In Onyx, the court addressed communications involving “scientists who identified potential

alternative formulations and - before finalizing a research plan, before undertaking testing or viability studies, before reducing their ultimate invention to practice, and well before they committed to having claims drafted so a patent application could be prosecuted - consulted a patent agent for guidance, evidently for assistance in understanding the patent landscape in order to direct their efforts toward results that were not already the subject of prior art claims.” The court determined that such communications were not “reasonably necessary and incident to” patent prosecution and, thus, not privileged because the communications were “part of a plan to develop new chemical formulations, not to seek patent protection for already-developed formulations.”

Did the Delaware court apply the privilege too narrowly? 

As noted in In re Queens, the U.S. Supreme Court (in its 1963 Sperry v. Florida decision) expressly found that the preparation and prosecution of patent applications by patent agents constitutes the practice of law, which “inevitably requires the practitioner to consider and advise his clients as to the patentability of their inventions under the statutory criteria of 35 U.S.C.…”

Further, the Federal Circuit in In re Queens noted that the scope of a patent agent’s ability to practice before the USPTO is at least partially defined by 37 C.F.R. § 11.5(b) which provides that such practice “includes, but is not limited to, preparing and prosecuting any patent application, consulting with or giving advice to a client in contemplation of filing a patent application or other document with the Office…”

So, according to the Supreme Court and Federal regulations, a patent agent’s communications relating to patentability of an invention, including communications made “in contemplation of” filing a patent application, should be privileged. 

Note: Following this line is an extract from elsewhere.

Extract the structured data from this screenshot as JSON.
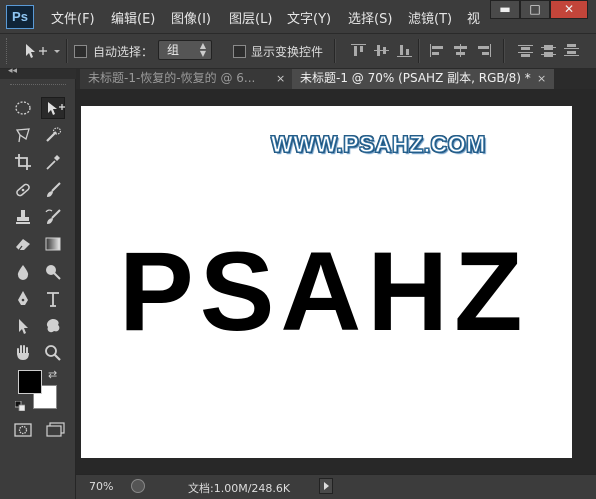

But this is arguably not what happened in Onyx. The Delaware court ruled that communications which were “part of a plan to develop new chemical formulations, not to seek patent protection for already-developed formulations” were not privileged. But why is a patent landscape analysis (presumably to determine patentability of future research) not covered by the privilege? Wouldn’t such an analysis be performed “in contemplation of” filing a patent application? Wouldn’t it make sense in certain circumstances to perform a patentability study prior to conducting research so that time, money and effort were not wasted on research that would not be subject to patent protection? Why would a formulation have to be “already-developed” to render patent agent communications about the formulation privileged?

Admittedly, we do not know exactly what the non-privileged communications in Onyx were, so particular language in Onyx’s documents may have led to the Delware court’s decision. But what we do know is that the privilege for a patent agent’s communications is narrow, and the Delaware court’s decision highlights potential problems with relying solely upon advice from a patent agent.